LIVESTREAMS sind optimiert auf die optimale Übertragung von Bild und Ton in hoher Auflösung. Sie haben eine 30 Sekunden langen Zwischenspeicher (Buffesr) und sind daher sehr viel robuster gegen kleine Störungen im Netz. Livestreams haben keine Begrenzungen bei der Teilnehmerzahl und sind i.d.R. kostenlos. Wegen der hohen Tonqualität ist die Übertragung von Musik möglich. Livestreams sind einseitige Übertragungen und ermöglichen – abseits von Chats – keine Gespräche. Livestreams zeigen nur die Gesamtzahl der Zuschauer an, geben aber keine Auskunft über den einzelnen Zuschauer. Die Plattformen zeichnen auf Wunsch mit und stellen das Material dauerhaft zur Verfügung. Livestreams können über Social Plattformen leichter geteilt werden, da Apps wie YouTube und Facebook weit verbreitet sind. Livestreams können Sie auf Wunsch leicht auf einer Webseiten einbetten.

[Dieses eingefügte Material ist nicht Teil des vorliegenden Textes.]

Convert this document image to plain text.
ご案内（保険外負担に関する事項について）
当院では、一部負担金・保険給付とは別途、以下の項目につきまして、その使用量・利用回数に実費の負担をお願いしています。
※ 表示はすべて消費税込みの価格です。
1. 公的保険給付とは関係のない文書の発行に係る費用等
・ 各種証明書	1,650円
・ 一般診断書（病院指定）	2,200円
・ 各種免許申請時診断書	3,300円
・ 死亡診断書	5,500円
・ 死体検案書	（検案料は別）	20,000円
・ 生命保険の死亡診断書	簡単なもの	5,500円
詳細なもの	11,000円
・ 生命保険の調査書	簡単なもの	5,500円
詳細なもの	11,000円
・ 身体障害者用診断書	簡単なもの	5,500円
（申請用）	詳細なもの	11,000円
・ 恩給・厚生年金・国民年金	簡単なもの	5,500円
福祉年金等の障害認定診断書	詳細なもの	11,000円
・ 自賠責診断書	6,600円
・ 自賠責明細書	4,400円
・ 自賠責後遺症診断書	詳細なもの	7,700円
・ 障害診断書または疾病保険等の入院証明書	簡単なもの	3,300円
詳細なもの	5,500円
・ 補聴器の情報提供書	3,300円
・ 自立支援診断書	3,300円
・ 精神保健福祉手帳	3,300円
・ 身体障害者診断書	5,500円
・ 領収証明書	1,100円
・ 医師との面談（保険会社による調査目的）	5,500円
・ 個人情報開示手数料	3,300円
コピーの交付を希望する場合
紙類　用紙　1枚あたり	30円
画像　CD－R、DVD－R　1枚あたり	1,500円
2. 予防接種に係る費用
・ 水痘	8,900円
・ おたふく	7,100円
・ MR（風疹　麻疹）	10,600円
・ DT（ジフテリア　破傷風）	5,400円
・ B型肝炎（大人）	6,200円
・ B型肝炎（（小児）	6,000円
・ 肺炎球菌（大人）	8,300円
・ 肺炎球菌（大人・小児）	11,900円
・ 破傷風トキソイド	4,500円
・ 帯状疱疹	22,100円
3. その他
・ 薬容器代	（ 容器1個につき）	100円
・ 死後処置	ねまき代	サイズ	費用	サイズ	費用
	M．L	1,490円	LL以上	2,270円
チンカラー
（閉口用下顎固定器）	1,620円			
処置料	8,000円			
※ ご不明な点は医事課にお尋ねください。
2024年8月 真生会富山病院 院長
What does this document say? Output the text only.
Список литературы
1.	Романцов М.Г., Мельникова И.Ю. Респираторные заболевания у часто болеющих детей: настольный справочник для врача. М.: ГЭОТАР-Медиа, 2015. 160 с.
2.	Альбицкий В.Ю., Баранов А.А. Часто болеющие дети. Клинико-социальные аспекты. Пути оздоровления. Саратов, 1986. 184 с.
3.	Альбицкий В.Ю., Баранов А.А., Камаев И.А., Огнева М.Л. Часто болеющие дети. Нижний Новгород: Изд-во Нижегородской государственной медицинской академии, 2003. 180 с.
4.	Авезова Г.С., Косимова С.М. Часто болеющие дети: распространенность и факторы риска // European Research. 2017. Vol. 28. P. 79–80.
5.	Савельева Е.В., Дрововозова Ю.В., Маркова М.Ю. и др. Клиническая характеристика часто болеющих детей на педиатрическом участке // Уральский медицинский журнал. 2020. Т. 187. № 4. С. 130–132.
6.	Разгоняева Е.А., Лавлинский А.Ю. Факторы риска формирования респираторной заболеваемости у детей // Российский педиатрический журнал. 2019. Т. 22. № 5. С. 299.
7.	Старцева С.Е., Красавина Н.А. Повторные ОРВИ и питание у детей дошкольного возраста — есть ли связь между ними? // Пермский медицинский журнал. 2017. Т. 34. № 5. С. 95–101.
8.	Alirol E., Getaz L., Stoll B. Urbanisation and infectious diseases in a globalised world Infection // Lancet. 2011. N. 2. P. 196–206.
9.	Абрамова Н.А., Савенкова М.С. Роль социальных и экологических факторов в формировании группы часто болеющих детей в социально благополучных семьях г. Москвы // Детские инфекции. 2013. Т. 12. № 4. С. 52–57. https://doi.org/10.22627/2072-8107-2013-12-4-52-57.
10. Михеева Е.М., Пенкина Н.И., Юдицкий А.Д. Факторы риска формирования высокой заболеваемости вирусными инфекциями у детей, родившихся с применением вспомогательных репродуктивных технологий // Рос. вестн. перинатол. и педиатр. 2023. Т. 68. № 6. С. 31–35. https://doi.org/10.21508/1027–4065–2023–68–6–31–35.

VIDEOCALLS sind optimiert auf Gespräche, also primär die Möglichkeit sich gegenseitig sofort im zu unterbrechen. Um das zu ermöglichen, gibt es keine Buffer. Um ständige Sprünge und „Hänger“ zu vermeiden sind die Video- und Audioqualität bei Videocalls im Vergleich zu Livestreams signifikant schlechter. Bilder werden oft als „matschig“ empfunden, Texte (z.B. in Präsentationen) sind oft pixelig. Der Ton klingt oft blechernd. Bei Videoscalls ist zudem aber einer gewissen Teilnehmerzahl eine Person notwendig, die die TeilnehmerInnen stummschaltet, die gerade nicht „dran sind“. Dafür hat man bei Videocalls die Möglichkeit, die (von den Nutzern selbst gewählten) Usernamen zu sehen. Wenn mehr als 100 ZuschauerInnen/Speaker erwartet werden, sind bei vielen Anbietern Lizenzgebühren fällig. Mehr als 500 Zuschauer sind oft sehr teuer. Es gibt keine Aufzeichnung der Plattform. Calls können nur per Link an die Teilenehmer verteilt werden.

GLEICH: Beide Technologien ermöglichen den Austausch per Chat. Bei beiden Methoden können wir Bild-in-Bild-Modus realisieren, Namen-, Call-To-Action- oder Grafik-Einblendungen und Videoeinspieler realisieren. Auf beiden Plattformen ist eine Form der Exklusivität (firmeninterne Veranstaltungen) möglich.